A new strain of the coronavirus — B117 — has been detected in five U.S. states and could be present in Nebraska, Gov. Pete Ricketts said in a press briefing Wednesday morning.
The B117 mutation, which was identified in the United Kingdom in September, is more contagious and more transmissible than the original SARS-CoV-2 strain, said Dr. Gary Anthone, chief medical officer at the Nebraska Department of Health and Human Services.
Positive B117 tests have been detected in Colorado, California, Florida, New York and Georgia but, as of Wednesday morning, no cases had been reported in Nebraska. The state is actively monitoring for B117 cases, Ricketts said, but will not examine past COVID-19 specimens for the B117 variation.

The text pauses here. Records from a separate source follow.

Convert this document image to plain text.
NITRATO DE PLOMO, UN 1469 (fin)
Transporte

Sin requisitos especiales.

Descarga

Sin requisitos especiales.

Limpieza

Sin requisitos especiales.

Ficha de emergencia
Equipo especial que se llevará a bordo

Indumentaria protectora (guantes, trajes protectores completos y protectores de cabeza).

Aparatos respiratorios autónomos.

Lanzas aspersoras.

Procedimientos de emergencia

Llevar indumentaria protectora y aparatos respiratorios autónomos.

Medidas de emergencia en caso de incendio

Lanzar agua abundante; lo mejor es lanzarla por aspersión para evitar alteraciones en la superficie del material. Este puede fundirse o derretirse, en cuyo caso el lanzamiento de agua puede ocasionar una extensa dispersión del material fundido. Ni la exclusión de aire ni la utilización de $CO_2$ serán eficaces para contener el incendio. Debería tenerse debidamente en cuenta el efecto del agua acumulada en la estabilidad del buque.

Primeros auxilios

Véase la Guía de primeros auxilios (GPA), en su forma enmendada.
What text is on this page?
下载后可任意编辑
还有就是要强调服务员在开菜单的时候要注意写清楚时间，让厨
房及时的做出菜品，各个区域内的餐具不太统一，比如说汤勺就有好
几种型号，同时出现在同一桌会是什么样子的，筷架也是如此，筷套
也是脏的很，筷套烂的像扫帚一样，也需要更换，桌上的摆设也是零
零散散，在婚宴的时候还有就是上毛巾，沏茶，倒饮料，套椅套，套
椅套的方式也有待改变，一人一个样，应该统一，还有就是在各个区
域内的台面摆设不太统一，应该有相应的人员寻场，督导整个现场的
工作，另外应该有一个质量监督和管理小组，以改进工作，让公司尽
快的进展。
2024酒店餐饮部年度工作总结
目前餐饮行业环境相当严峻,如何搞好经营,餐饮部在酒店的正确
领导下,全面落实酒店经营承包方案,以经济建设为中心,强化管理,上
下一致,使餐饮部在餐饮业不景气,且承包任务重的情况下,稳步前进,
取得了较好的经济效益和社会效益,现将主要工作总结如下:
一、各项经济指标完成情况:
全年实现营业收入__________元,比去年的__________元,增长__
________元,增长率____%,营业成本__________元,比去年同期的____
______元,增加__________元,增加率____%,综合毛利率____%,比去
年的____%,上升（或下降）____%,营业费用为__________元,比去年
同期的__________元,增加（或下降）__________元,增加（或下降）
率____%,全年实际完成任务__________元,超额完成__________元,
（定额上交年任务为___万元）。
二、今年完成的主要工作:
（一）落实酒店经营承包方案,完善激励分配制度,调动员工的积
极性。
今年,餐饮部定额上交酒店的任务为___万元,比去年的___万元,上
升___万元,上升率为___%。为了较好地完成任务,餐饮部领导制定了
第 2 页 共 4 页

Nebraska is in the early stages of administering vaccinations from both Moderna and Pfizer, and those vaccinations are said to also cover B117, the governor said.
“(The new strain) doesn’t increase mortality or seriousness but could lead to an increase in hospitalizations down the road,” Ricketts said. “The reason we are talking about this is to stress the need to continue the practice of wearing masks, keeping distance and washing hands. Hopefully we can keep this under control as we roll out our vaccinations.”
While no B117 variations have been detected in Nebraska, both Ricketts and Anthone said that because the mutation had been detected in Colorado, it’s possible that it had already spread to Nebraska, or at least the western part of the state.
Anthone said commercial labs could detect the B117 strain and that the Nebraska Public Health Lab is hoping to acquiring the capability to test for the new strain within the next few weeks.
The UK recently conducted a study in which 1,769 patients who contracted the original SARS-CoV-2 strain were compared with 1,769 patients who contracted B117.
Of the patients who were infected with the original strain, 26 were hospitalized, compared with 16 hospitalizations of patients who tested positive for B117, Anthone said. The death rate for B117 patients in this study was 0.9% while it was 0.7% for those infected with the original strain.
But where concern rises is with the increased transmission rate, Anthone said.
When in close contact with others, the transmission rate was 15% for B117 patients while it was just 10% for other COVID patients.
“This new strain is allowing mutated spiked proteins to attach to receptors easier than SARS-CoV-2,” Anthone said. “This is an opportune time for vaccines to come out since this mutant strain is showing more prevalence. It remains important for Nebraskans to be diligent in practicing proper social distancing, wearing masks and hand washing.”
Part of Ricketts’ update included current state hospitalization data. As of Wednesday morning, there were 515 patients with COVID-19, with 31% of staffed hospital beds, 32% of ICU beds and 72% of ventilators in Nebraska available.